LoginSignup
12
10

More than 5 years have passed since last update.

spark + cassandraの始め方

Last updated at Posted at 2015-11-14

spark

sparkをdownloadして、buildする。

cd spark-1.5.0
make_distribution.sh

spark-cassandra-connector

spark-cassandra-connectorをgit cloneして build※ここで、ビルド失敗してだめ

git clone https://github.com/datastax/spark-cassandra-connector
cd spark-cassandra-connector
git checkout b1.5
sbt package
sbt assembly

これで、spark-cassandra-connector/target/scala-2.10以下にassembly jarが生成される。

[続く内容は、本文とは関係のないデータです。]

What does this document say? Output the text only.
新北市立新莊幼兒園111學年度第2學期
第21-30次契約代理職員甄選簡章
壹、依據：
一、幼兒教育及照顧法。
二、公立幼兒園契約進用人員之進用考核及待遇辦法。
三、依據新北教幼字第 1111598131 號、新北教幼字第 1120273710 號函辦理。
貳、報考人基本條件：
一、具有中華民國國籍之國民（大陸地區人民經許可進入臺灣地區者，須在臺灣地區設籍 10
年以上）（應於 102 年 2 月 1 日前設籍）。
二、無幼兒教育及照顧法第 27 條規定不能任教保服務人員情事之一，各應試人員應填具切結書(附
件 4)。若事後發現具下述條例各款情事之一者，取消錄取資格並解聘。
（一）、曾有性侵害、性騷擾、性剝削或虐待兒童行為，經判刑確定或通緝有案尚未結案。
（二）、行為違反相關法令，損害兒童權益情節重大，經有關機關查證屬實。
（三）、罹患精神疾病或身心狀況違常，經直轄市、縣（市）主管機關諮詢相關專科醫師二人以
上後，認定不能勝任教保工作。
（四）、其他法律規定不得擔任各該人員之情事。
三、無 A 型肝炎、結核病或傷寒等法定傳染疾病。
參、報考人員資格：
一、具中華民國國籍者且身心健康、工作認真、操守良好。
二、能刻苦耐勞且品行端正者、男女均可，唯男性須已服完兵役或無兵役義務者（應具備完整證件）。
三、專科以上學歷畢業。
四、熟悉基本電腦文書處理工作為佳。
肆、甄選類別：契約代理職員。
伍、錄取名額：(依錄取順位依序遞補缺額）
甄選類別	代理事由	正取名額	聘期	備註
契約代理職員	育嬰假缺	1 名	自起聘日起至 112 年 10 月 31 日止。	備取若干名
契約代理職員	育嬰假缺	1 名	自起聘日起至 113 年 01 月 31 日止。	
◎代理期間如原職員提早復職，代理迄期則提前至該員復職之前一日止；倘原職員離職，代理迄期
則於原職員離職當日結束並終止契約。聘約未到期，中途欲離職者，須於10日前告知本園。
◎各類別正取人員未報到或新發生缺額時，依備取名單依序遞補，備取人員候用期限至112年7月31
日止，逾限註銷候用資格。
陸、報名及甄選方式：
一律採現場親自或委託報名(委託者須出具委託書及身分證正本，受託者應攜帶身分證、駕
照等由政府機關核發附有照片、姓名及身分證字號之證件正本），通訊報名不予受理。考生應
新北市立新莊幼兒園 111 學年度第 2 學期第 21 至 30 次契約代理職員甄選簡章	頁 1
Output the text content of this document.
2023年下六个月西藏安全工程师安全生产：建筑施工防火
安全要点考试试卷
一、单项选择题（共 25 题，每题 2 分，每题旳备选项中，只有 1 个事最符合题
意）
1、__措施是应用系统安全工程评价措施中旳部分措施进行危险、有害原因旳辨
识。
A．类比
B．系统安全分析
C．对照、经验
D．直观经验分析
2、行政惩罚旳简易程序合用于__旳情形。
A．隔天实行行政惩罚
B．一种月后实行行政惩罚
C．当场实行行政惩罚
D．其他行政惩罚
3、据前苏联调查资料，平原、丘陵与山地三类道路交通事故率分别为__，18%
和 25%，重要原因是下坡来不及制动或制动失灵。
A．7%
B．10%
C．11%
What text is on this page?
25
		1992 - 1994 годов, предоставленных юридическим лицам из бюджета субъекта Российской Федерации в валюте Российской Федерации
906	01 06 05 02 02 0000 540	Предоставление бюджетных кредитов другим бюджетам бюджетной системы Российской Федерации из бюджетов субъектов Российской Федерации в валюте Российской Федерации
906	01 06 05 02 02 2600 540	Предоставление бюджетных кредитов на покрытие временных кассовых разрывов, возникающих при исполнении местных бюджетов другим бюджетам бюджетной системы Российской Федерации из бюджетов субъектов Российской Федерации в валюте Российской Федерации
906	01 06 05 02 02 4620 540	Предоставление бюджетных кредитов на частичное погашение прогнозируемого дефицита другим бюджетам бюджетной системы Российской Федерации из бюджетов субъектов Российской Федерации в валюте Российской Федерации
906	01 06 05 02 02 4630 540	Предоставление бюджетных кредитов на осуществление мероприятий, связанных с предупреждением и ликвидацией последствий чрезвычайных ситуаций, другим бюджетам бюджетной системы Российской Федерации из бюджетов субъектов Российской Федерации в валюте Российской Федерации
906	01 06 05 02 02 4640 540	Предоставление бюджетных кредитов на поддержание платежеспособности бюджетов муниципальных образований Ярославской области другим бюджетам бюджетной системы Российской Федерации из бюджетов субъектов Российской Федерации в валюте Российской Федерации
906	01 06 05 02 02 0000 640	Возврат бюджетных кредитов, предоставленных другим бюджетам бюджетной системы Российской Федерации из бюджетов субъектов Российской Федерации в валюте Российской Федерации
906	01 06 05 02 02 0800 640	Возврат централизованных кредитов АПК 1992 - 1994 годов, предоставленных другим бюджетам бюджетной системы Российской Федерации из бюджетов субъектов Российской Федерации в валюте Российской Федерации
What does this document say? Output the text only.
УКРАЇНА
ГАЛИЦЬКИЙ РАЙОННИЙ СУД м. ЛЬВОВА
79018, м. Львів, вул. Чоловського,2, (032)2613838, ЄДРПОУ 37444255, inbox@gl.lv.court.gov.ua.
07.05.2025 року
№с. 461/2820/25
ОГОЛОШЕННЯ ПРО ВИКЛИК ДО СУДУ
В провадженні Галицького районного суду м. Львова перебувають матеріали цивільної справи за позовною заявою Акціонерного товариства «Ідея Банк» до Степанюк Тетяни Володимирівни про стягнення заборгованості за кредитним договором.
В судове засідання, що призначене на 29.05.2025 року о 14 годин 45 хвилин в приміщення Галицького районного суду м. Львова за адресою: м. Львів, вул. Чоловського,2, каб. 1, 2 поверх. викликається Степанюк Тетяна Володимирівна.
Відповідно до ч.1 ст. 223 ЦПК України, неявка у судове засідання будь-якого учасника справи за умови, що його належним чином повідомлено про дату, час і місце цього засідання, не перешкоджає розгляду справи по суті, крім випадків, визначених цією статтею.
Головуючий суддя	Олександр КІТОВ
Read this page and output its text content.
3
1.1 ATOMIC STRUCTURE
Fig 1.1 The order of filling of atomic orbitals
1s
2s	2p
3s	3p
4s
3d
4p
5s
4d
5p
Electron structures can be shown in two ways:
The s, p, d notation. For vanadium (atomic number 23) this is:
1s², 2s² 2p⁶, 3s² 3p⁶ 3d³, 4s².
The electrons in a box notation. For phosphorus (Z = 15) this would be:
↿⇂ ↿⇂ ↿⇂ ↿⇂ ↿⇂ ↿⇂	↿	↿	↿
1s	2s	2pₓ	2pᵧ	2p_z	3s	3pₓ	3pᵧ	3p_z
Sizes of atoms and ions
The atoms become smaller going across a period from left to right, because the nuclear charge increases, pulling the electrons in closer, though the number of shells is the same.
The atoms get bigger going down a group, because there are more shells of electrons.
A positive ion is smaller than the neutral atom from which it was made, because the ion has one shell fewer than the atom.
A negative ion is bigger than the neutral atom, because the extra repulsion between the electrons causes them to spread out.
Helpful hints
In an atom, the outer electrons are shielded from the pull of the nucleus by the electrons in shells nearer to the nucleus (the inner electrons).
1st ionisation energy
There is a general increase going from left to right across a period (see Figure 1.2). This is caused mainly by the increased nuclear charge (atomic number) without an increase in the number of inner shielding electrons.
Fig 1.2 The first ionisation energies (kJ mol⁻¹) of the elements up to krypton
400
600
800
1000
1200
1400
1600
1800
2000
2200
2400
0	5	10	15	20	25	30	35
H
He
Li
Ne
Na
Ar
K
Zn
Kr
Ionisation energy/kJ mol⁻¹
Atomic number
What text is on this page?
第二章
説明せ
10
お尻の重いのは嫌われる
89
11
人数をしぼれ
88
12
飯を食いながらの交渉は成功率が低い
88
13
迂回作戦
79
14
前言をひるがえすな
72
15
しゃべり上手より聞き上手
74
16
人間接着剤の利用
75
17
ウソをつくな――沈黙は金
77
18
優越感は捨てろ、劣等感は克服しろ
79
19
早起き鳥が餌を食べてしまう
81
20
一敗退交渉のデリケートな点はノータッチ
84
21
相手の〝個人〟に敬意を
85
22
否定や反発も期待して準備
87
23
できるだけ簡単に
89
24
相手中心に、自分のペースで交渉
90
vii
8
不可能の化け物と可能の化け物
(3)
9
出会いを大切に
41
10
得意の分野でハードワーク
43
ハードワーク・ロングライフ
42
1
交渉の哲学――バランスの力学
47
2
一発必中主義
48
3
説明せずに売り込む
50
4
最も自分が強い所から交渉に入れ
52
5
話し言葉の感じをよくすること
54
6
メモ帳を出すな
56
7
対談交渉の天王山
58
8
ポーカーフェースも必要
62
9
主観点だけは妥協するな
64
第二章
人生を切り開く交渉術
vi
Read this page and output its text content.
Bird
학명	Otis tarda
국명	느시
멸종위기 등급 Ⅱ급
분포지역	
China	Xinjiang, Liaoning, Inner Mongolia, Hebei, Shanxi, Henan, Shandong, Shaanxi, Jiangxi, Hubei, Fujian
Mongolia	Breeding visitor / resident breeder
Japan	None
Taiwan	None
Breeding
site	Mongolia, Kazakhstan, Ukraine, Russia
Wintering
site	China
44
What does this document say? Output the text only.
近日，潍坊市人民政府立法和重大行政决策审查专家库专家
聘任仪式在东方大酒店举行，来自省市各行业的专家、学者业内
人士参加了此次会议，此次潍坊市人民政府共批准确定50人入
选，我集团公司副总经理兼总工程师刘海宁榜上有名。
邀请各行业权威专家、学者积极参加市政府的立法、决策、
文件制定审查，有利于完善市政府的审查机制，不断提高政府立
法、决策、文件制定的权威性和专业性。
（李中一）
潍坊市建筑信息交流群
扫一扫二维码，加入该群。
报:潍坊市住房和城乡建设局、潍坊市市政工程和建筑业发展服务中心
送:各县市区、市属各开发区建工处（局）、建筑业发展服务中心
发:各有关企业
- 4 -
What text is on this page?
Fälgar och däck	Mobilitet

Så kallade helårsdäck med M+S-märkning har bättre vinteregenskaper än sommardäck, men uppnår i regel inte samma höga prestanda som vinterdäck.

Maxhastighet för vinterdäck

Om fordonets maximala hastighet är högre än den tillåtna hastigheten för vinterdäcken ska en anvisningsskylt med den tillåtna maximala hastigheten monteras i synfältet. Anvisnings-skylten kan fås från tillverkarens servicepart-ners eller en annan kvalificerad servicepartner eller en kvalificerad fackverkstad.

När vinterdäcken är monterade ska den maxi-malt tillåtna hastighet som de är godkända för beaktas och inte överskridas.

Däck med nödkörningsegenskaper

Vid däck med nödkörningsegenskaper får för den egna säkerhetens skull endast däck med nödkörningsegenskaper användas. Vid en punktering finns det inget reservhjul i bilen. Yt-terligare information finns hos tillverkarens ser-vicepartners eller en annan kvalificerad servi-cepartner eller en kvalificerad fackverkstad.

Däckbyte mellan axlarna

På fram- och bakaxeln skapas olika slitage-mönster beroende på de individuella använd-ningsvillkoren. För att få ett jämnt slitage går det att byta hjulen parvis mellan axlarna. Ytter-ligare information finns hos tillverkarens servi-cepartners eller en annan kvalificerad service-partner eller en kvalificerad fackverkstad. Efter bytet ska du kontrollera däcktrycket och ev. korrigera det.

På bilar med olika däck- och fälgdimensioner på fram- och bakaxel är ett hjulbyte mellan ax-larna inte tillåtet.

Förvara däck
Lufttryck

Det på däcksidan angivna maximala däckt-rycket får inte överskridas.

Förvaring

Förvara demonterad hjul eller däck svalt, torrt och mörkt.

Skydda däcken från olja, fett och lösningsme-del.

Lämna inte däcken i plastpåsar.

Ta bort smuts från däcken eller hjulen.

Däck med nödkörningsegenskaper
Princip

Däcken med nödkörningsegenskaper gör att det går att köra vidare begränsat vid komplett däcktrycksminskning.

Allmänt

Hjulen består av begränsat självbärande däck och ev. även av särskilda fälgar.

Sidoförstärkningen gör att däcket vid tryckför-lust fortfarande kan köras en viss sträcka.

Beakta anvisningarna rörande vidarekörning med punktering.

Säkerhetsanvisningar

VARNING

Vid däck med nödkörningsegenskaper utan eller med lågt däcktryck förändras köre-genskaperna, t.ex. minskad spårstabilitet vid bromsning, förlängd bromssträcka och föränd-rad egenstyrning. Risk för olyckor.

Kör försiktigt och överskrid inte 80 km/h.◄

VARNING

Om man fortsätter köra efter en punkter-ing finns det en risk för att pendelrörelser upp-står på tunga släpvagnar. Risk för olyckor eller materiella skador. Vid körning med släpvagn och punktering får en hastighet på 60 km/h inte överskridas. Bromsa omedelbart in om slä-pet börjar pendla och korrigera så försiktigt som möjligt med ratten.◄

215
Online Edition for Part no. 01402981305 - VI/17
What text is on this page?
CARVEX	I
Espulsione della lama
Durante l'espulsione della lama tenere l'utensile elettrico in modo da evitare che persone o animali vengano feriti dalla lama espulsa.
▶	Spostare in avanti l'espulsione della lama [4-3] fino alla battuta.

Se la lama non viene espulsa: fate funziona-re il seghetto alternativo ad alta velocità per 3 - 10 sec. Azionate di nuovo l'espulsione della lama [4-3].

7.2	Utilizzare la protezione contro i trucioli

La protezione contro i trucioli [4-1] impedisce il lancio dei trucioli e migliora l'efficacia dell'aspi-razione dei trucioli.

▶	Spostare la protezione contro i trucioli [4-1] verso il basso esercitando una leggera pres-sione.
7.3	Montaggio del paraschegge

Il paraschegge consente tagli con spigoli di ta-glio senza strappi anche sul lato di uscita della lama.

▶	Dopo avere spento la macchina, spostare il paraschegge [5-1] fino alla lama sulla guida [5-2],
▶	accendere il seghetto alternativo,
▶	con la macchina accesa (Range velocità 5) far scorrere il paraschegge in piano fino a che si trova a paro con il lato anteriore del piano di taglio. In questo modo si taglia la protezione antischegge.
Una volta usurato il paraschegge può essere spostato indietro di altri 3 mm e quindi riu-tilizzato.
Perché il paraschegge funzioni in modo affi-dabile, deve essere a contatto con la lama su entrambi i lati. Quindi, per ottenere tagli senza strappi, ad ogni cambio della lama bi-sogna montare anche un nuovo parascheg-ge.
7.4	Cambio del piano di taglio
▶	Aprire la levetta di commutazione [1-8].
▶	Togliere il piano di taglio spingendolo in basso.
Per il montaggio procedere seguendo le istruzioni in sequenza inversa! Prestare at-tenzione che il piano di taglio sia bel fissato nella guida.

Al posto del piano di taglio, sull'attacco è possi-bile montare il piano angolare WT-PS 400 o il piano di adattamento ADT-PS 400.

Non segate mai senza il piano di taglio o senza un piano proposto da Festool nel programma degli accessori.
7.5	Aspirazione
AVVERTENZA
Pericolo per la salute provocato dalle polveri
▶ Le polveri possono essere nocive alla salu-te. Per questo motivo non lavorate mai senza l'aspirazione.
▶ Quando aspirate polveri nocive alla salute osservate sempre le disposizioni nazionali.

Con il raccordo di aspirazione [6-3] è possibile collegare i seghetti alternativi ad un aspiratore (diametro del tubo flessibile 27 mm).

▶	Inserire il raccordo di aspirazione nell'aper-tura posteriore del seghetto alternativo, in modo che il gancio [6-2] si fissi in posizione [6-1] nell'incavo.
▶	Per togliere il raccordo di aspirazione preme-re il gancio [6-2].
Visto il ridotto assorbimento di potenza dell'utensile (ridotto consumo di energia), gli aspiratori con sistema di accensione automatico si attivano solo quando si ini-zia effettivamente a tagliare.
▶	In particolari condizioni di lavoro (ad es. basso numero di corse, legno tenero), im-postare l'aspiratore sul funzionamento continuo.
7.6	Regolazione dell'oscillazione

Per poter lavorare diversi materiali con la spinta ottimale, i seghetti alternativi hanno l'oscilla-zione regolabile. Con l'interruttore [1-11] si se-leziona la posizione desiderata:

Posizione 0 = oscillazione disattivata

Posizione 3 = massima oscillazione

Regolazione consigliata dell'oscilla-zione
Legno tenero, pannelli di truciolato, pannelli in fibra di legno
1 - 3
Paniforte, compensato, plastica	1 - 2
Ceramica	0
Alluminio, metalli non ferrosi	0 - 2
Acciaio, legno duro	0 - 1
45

spark-cassandra-connectorのビルドに失敗する場合は、maven cetralからjarを個別にdownloadして使う。

downloadしたのは、

  • guava-0.18
  • spark-cassandra-connector_2.10-1.5.0-M2.jar
  • cassandra-driver-core-2.2.0-rc2.jar

guava-0.18はなぜかないと怒られるので、追加した。

spark-shellを起動

spark-cassandra-connectorのビルドに成功した場合

bin/spark-shell --conf spark.cassandra.connection.host=127.0.0.1
--jars spark-cassandra-connector-assembly-1.5.0-M2-SNAPSHOT.jar 

spark-cassandra-connectorのビルドに失敗した場合

bin/spark-shell --jars spark-cassandra-connector_2.10-1.5.0-M2.jar,cassandra-driver-core-2.2.0-rc2.jar,guava-18.0.jar --conf spark.cassandra.connection.host=127.0.0.1

on mac and linux

  • macでlocalのcassandraでの動作確認は 127.0.0.1, cassandra.yamlのseedsには 127.0.0.1を記述
  • linuxで分散モードでcassandraでの動作確認は host=ipaddress of host, このipはcassandra.yamlのseedsに書いてあるip

cassandra keyspace, tableの作成動作確認

spark-shellで以下を実行

import com.datastax.spark.connector._ //Imports basic rdd functions
import com.datastax.spark.connector.cql._ //(Optional) Imports java driver helper functions

val c = CassandraConnector(sc.getConf)
c.withSessionDo ( session => session.execute("CREATE KEYSPACE test_from_spark WITH replication={'class':'SimpleStrategy', 'replication_factor':1}"))
c.withSessionDo ( session => session.execute("CREATE TABLE test_from_spark.fun (k int PRIMARY KEY, v int)"))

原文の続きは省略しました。